Michelena Street is one of the main streets of the city and one of its nerve centres, where official institutions such as the City Hall building or the building of the provincial branches of Spain's peripheral administration, as well as numerous national and international shops and franchises, can be found.[16] [17]
The beginning of the street coincides with the Peregrina square and at the corner between the square and Michelena street was the building of the apothecary Perfecto Feijoo's pharmacy where the Ravachol parrot died in 1913 and where today there is a sculpture of the parrot made by the sculptor José Luis Penado in 2006.[18]
At number 28 of the street is the Bank of Spain building. Its construction began in 1900 and it was inaugurated in 1903. It is an example of the administrative architecture of the Spanish state at the beginning of the 20th century, in an eclectic style. Its main entrance is on Michelena Street and it has a backyard with an entrance on Fernández Villaverde Street. The building's facades are symmetrical and solemn. The main door on Michelena Street ends in a semicircular arch with an upper stone balcony on corbels. The stone elements that frame and decorate the windows of the façades have geometric decoration in the upper part, which ends in segmental arches.

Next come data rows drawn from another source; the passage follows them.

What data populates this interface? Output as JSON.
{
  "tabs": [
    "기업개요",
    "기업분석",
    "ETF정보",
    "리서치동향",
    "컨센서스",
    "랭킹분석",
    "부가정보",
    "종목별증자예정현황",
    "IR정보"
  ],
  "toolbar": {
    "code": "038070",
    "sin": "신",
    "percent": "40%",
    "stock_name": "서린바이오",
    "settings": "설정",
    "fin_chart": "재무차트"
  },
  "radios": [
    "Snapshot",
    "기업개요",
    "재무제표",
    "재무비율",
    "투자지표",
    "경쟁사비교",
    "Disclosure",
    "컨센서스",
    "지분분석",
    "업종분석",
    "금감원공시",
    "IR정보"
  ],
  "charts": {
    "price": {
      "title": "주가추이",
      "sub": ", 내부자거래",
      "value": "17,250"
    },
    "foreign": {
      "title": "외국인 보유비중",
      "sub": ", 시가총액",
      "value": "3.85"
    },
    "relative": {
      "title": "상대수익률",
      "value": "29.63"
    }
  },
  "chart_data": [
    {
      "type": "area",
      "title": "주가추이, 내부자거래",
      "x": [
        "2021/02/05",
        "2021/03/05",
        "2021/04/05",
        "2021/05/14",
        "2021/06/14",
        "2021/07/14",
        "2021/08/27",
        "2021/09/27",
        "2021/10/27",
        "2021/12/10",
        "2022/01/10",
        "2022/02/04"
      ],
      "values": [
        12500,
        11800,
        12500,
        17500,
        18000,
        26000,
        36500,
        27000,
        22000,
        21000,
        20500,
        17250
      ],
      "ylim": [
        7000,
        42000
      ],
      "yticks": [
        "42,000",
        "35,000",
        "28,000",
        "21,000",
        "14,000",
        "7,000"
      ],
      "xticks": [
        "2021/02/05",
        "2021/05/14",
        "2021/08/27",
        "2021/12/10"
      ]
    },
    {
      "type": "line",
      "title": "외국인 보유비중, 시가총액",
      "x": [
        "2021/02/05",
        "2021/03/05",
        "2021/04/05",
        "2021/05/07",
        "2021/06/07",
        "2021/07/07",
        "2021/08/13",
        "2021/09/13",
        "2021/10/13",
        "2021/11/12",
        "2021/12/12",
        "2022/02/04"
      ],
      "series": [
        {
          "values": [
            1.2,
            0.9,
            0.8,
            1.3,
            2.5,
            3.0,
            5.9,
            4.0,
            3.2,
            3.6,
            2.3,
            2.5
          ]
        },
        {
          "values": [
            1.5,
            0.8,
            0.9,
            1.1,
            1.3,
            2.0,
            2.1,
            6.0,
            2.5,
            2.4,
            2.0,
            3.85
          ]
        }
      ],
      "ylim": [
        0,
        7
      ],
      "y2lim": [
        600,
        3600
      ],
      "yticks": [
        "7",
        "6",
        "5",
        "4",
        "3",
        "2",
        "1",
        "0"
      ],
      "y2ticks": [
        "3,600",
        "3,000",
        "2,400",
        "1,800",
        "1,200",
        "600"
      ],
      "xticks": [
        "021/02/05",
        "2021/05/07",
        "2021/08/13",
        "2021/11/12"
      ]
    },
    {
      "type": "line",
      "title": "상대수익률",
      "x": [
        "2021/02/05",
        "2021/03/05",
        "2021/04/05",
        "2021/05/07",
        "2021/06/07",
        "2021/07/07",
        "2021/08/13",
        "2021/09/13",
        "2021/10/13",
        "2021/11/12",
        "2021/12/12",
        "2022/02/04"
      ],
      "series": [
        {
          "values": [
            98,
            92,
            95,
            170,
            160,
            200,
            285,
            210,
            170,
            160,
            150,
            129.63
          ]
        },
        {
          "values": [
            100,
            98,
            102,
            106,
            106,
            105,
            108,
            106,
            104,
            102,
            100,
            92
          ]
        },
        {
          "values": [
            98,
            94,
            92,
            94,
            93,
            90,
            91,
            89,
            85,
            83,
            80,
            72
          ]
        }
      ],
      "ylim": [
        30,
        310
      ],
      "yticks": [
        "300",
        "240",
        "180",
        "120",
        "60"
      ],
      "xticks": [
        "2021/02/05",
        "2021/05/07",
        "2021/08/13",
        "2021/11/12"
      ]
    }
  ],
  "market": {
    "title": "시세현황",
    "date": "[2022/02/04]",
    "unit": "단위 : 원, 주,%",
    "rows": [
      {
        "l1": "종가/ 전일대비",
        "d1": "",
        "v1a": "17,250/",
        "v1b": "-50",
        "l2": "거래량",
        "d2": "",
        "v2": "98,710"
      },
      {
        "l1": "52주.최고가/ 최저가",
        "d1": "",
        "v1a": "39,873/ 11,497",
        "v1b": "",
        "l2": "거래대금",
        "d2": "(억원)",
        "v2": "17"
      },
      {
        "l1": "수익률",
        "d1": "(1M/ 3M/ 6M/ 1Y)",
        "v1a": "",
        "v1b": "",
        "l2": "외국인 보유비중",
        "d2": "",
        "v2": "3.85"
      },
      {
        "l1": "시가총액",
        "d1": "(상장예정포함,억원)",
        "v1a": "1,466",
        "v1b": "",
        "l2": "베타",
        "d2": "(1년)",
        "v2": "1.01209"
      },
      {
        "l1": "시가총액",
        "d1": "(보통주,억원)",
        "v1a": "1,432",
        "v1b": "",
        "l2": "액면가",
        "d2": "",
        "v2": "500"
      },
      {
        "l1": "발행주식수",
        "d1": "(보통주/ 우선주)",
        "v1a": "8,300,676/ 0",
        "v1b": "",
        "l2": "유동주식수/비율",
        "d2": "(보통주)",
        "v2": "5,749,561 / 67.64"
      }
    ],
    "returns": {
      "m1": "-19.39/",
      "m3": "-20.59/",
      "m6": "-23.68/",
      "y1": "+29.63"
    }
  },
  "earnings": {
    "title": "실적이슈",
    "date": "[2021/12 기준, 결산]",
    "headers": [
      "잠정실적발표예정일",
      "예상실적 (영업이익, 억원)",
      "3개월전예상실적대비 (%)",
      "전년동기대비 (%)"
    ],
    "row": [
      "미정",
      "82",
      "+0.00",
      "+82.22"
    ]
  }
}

At number 30 of the street is the Marquis of Riestra's mansion, built at the end of the 19th century, where the Marquis of Riestra established his residence and the headquarters of his Riestra Bank.[19] [20] [21] [22] It is an eclectic building with art nouveau elements. Its façade has galleries, horseshoe arches and decorative frames. The windows and the carriage entrance on the ground floor are framed by semicircular arches. The ground floor is surrounded by a granite plinth.
The buildings at numbers 2, 4, 6, 8, 10, 10, 24, 32, 34, 36, 38, 40 and 42 date from the 19th century. Number 2 dates from 1853 and was the house of Manuel Portela Valladares. Number 4 dates from 1878 and number 24 was the house of the politician Alejandro Mon. At number 20 of the street, the restaurant-tapería La Muralla has incorporated a section of the medieval walls in the basement, which has become an additional element of the interior decoration.[23]